Let’s talk about sex: 5 Senses of Consent promotes comfortable atmosphere for conversation


Among uncomfortable topics to talk about, sex might fall at the top of the list.

Consent is still an issue discussed on college campuses, and with Valentine’s Day approaching, Break the Silence and the Office of Gender Violence Education and Support teamed up to have “the talk” Saturday night.

Dimmed lights and heart-shaped petals set the scene for “Five Senses of Consent,” which aimed to teach students that consent can take on the form of smell, sound, taste, feel and look — not just a literal statement.

“Consent can come in so many different forms, it can be hard to know when you have (it),” said Madison Williams, ’18, a three-year member of Break the Silence.

Williams said there is a fine line between having and not having consent, therefore it’s important to educate people how to identify where that line is. The event offered ways to find the line, in addition to an atmosphere that made students feel comfortable speaking freely about sex.

“It can be an uncomfortable subject, and in order to give consent, you have to be comfortable talking about it,” said Dana Gallant, ’15, adviser of Break the Silence.

The event, held on the main floor of the Global Commons, had coloring pages of different sex positions, a station to make perfume and games relating to consent. Students were taught how to give or receive massages on massage tables. Condoms and lubricant were scattered on several tables for students to take home with them.

“Five Senses of Consent” also aimed to educate students on all aspects of sex, because not everyone enters college with the same sexual education experience, Williams said. Since sexual education at some schools only focuses on the anatomy, it makes sense that students may struggle understanding what consent truly is, Williams said.

College students, specifically college women, are especially vulnerable to sexual assault compared to other populations. According to data from the National Sexual Assault Hotline, there are five robberies for every four sexual assaults on all women, whereas there is one robbery for every two sexual assaults on college women. Students are also at a higher risk of sexual assault during the beginning of their first and second semesters of college.

The event was open to all students and faculty who wanted to learn more about how to make consensual sex a norm on college campuses.

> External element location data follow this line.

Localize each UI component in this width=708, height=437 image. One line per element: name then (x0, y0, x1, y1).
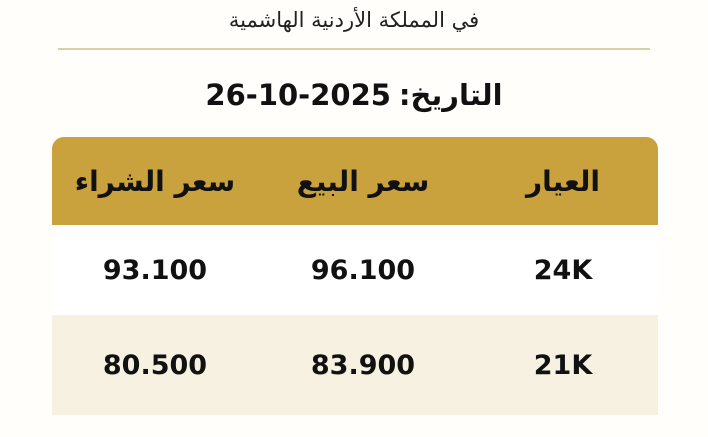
date-label: التاريخ: (398, 78, 503, 112)
table-row: 21K 83.900 80.500 (52, 315, 658, 415)
date-value: 26-10-2025 (205, 78, 391, 112)
header-buy-price: سعر الشراء (74, 164, 236, 198)
subtitle: في المملكة الأردنية الهاشمية (228, 8, 480, 32)
sell-price-cell: 83.900 (310, 349, 416, 381)
karat-cell: 21K (533, 349, 593, 381)
karat-cell: 24K (533, 254, 593, 286)
header-karat: العيار (526, 164, 600, 198)
buy-price-cell: 93.100 (102, 254, 208, 286)
header-sell-price: سعر البيع (296, 164, 430, 198)
table-header: العيار سعر البيع سعر الشراء (52, 137, 658, 225)
divider (58, 48, 650, 50)
sell-price-cell: 96.100 (310, 254, 416, 286)
gold-price-table: العيار سعر البيع سعر الشراء 24K 96.100 9… (52, 137, 658, 437)
table-row: 24K 96.100 93.100 (52, 225, 658, 315)
buy-price-cell: 80.500 (102, 349, 208, 381)
date-line: التاريخ:26-10-2025 (0, 78, 708, 112)
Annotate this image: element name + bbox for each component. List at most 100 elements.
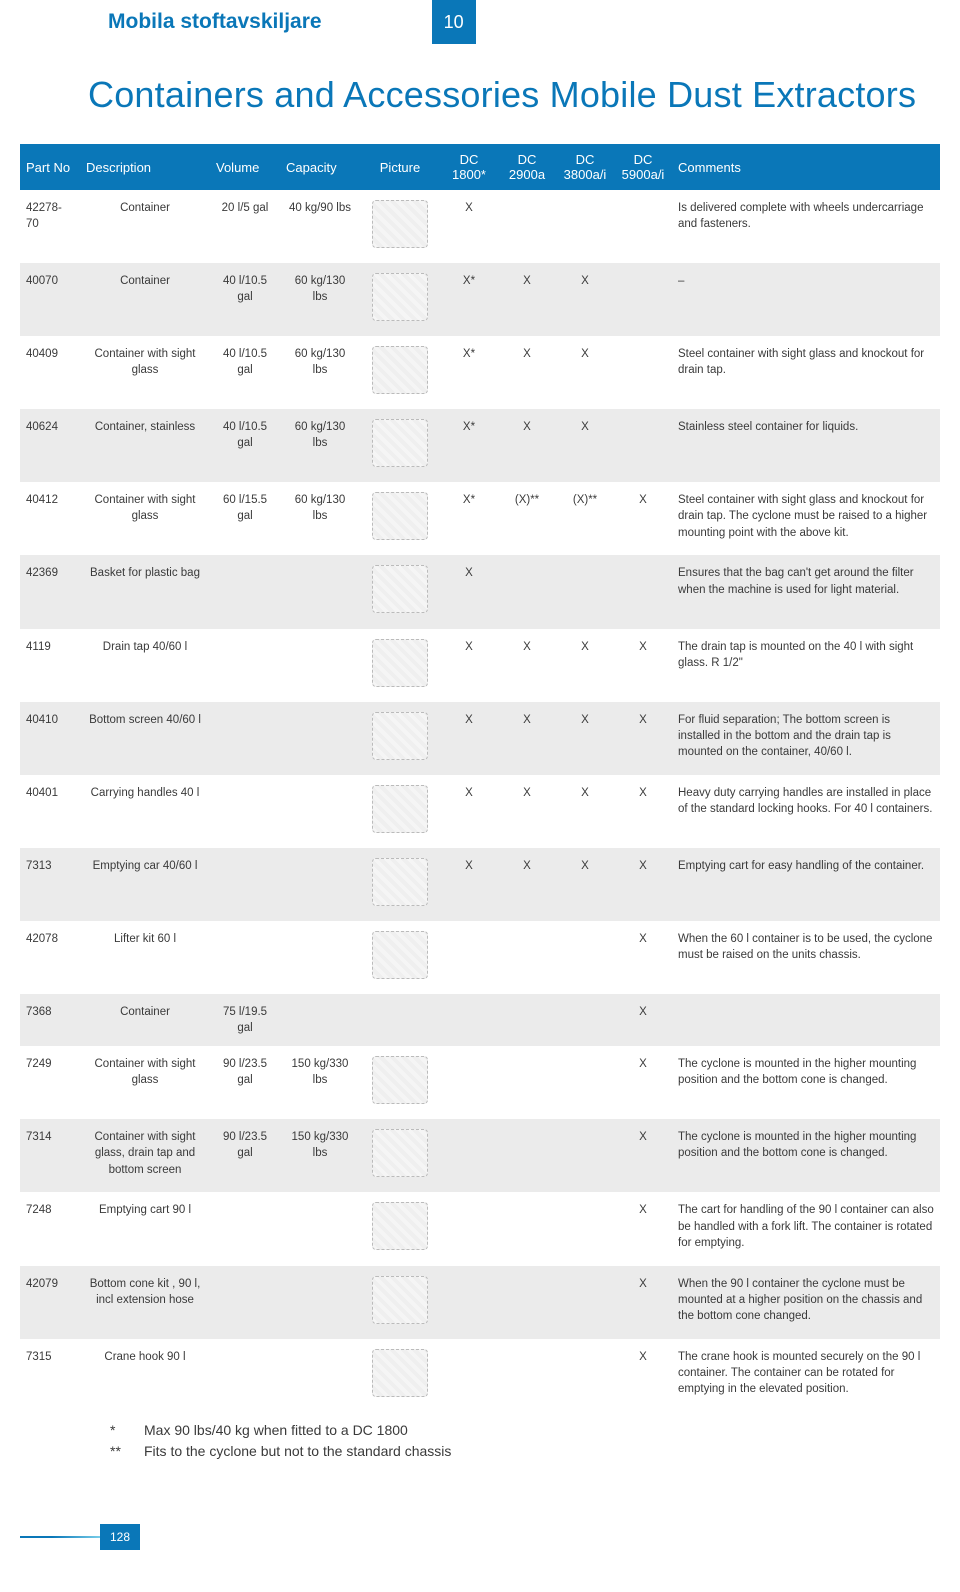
cell-volume: 20 l/5 gal	[210, 190, 280, 263]
cell-capacity	[280, 775, 360, 848]
cell-comments: The cyclone is mounted in the higher mou…	[672, 1046, 940, 1119]
column-header: Description	[80, 144, 210, 190]
cell-description: Emptying car 40/60 l	[80, 848, 210, 921]
cell-capacity: 60 kg/130 lbs	[280, 336, 360, 409]
cell-volume: 90 l/23.5 gal	[210, 1119, 280, 1192]
cell-description: Container with sight glass	[80, 1046, 210, 1119]
footer-page-number: 128	[100, 1524, 140, 1550]
cell-dc3800: (X)**	[556, 482, 614, 555]
cell-description: Container with sight glass	[80, 482, 210, 555]
cell-dc5900: X	[614, 702, 672, 775]
cell-dc1800: X*	[440, 482, 498, 555]
cell-dc3800: X	[556, 702, 614, 775]
table-row: 40624Container, stainless40 l/10.5 gal60…	[20, 409, 940, 482]
cell-dc5900: X	[614, 921, 672, 994]
page-title: Containers and Accessories Mobile Dust E…	[88, 74, 940, 116]
table-row: 42079Bottom cone kit , 90 l, incl extens…	[20, 1266, 940, 1339]
cell-dc1800	[440, 1119, 498, 1192]
cell-capacity: 40 kg/90 lbs	[280, 190, 360, 263]
cell-dc1800: X	[440, 629, 498, 702]
cell-capacity	[280, 848, 360, 921]
cell-comments: For fluid separation; The bottom screen …	[672, 702, 940, 775]
picture-placeholder	[372, 785, 428, 833]
cell-dc5900	[614, 263, 672, 336]
cell-part-no: 7249	[20, 1046, 80, 1119]
cell-volume	[210, 702, 280, 775]
cell-picture	[360, 409, 440, 482]
cell-volume	[210, 775, 280, 848]
cell-dc1800: X	[440, 775, 498, 848]
cell-description: Container with sight glass	[80, 336, 210, 409]
cell-comments: When the 60 l container is to be used, t…	[672, 921, 940, 994]
table-header: Part NoDescriptionVolumeCapacityPictureD…	[20, 144, 940, 190]
table-row: 40412Container with sight glass60 l/15.5…	[20, 482, 940, 555]
cell-picture	[360, 1119, 440, 1192]
cell-capacity	[280, 994, 360, 1046]
cell-volume: 75 l/19.5 gal	[210, 994, 280, 1046]
cell-picture	[360, 482, 440, 555]
picture-placeholder	[372, 346, 428, 394]
column-header: DC 3800a/i	[556, 144, 614, 190]
cell-dc3800	[556, 1192, 614, 1265]
cell-dc1800	[440, 1046, 498, 1119]
cell-capacity	[280, 1339, 360, 1412]
cell-part-no: 40070	[20, 263, 80, 336]
cell-dc1800	[440, 1192, 498, 1265]
table-row: 40409Container with sight glass40 l/10.5…	[20, 336, 940, 409]
table-row: 7315Crane hook 90 lXThe crane hook is mo…	[20, 1339, 940, 1412]
column-header: DC 5900a/i	[614, 144, 672, 190]
cell-dc2900: X	[498, 702, 556, 775]
cell-dc2900: X	[498, 775, 556, 848]
picture-placeholder	[372, 492, 428, 540]
cell-capacity	[280, 1266, 360, 1339]
cell-dc5900: X	[614, 1339, 672, 1412]
table-row: 7368Container75 l/19.5 galX	[20, 994, 940, 1046]
cell-part-no: 7315	[20, 1339, 80, 1412]
cell-capacity: 60 kg/130 lbs	[280, 409, 360, 482]
cell-part-no: 7313	[20, 848, 80, 921]
cell-picture	[360, 555, 440, 628]
cell-description: Carrying handles 40 l	[80, 775, 210, 848]
table-row: 42078Lifter kit 60 lXWhen the 60 l conta…	[20, 921, 940, 994]
page-footer: 128	[20, 1522, 940, 1552]
cell-dc5900: X	[614, 1266, 672, 1339]
table-row: 7249Container with sight glass90 l/23.5 …	[20, 1046, 940, 1119]
cell-dc2900	[498, 1119, 556, 1192]
cell-part-no: 42078	[20, 921, 80, 994]
cell-dc2900	[498, 1192, 556, 1265]
cell-dc1800: X	[440, 702, 498, 775]
cell-comments	[672, 994, 940, 1046]
table-body: 42278-70Container20 l/5 gal40 kg/90 lbsX…	[20, 190, 940, 1412]
cell-capacity	[280, 921, 360, 994]
cell-picture	[360, 190, 440, 263]
cell-comments: The drain tap is mounted on the 40 l wit…	[672, 629, 940, 702]
picture-placeholder	[372, 1202, 428, 1250]
cell-dc3800	[556, 1339, 614, 1412]
cell-dc2900	[498, 994, 556, 1046]
cell-dc2900	[498, 1046, 556, 1119]
cell-comments: Emptying cart for easy handling of the c…	[672, 848, 940, 921]
picture-placeholder	[372, 1129, 428, 1177]
cell-part-no: 42079	[20, 1266, 80, 1339]
cell-comments: Ensures that the bag can't get around th…	[672, 555, 940, 628]
cell-volume	[210, 921, 280, 994]
picture-placeholder	[372, 419, 428, 467]
table-row: 7313Emptying car 40/60 lXXXXEmptying car…	[20, 848, 940, 921]
table-row: 4119Drain tap 40/60 lXXXXThe drain tap i…	[20, 629, 940, 702]
cell-dc2900	[498, 1266, 556, 1339]
cell-capacity: 60 kg/130 lbs	[280, 482, 360, 555]
table-row: 40410Bottom screen 40/60 lXXXXFor fluid …	[20, 702, 940, 775]
footnote-text: Max 90 lbs/40 kg when fitted to a DC 180…	[144, 1420, 408, 1441]
cell-volume	[210, 1339, 280, 1412]
cell-picture	[360, 1192, 440, 1265]
cell-picture	[360, 921, 440, 994]
cell-capacity	[280, 1192, 360, 1265]
footnote-row: *Max 90 lbs/40 kg when fitted to a DC 18…	[110, 1420, 940, 1441]
cell-dc3800	[556, 1046, 614, 1119]
cell-dc1800: X	[440, 848, 498, 921]
footer-stripe	[20, 1536, 100, 1538]
cell-volume: 90 l/23.5 gal	[210, 1046, 280, 1119]
cell-dc5900: X	[614, 775, 672, 848]
cell-description: Bottom screen 40/60 l	[80, 702, 210, 775]
cell-comments: When the 90 l container the cyclone must…	[672, 1266, 940, 1339]
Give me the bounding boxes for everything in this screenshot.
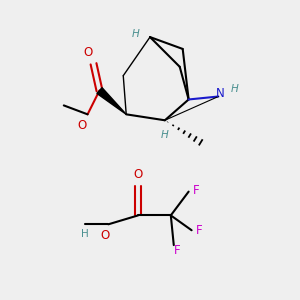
Text: O: O [134, 168, 143, 181]
Text: O: O [101, 229, 110, 242]
Text: F: F [196, 224, 202, 237]
Text: H: H [131, 29, 139, 39]
Text: N: N [215, 87, 224, 100]
Text: H: H [81, 229, 88, 239]
Text: O: O [83, 46, 92, 59]
Text: H: H [161, 130, 169, 140]
Text: F: F [193, 184, 200, 196]
Text: F: F [173, 244, 180, 257]
Polygon shape [97, 88, 126, 114]
Text: H: H [231, 84, 239, 94]
Text: O: O [77, 119, 86, 132]
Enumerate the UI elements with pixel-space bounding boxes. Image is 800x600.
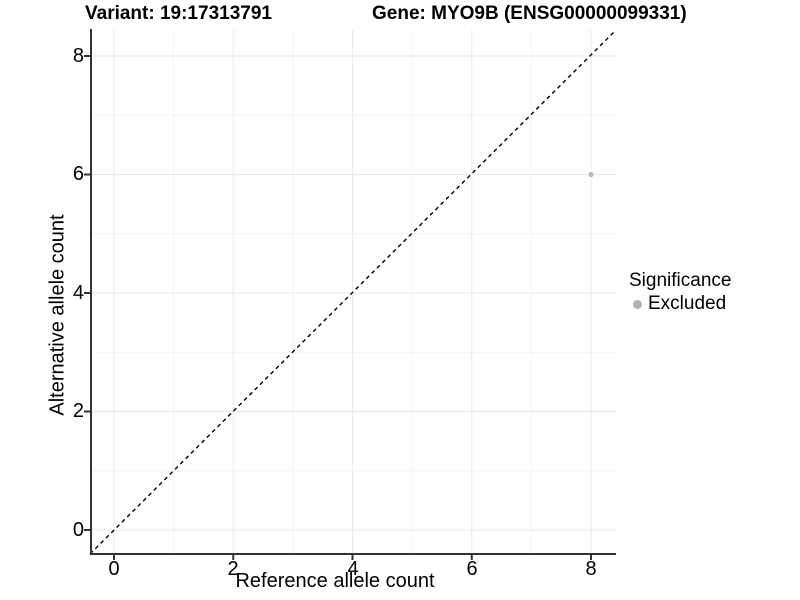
y-tick-label: 0 bbox=[72, 519, 84, 541]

Break the Silence and Gender Violence Education & Support hoped to make the event more of an experience rather than a lecture.

“Coming to the event, I’m really surprised with the amount of variety that’s going on and I think it’s really cool that a college could be so open about students exploring sex,” Eliza Dent, ’19, said.

Break the Silence and Gender Violence Education and Support were happy with the turnout considering it was their first time hosting the event, Gallant said. MSNBC attended and brought a camera crew to broadcast the event and interview students and members of Break the Silence.

Break the Silence and Gender Violence Education and Support are supporters and advocates for free speech and peer education on sexuality, Williams said. Members of both entities should be seen as a source of information for all of Lehigh’s campus.

“Break the Silence members are always here to talk about consent or give advice if there are sexual assault cases,” Williams said. “We also facilitate talks around campus, whether it be at a fraternity, sorority or residence hall. So we’re always here as a resource.”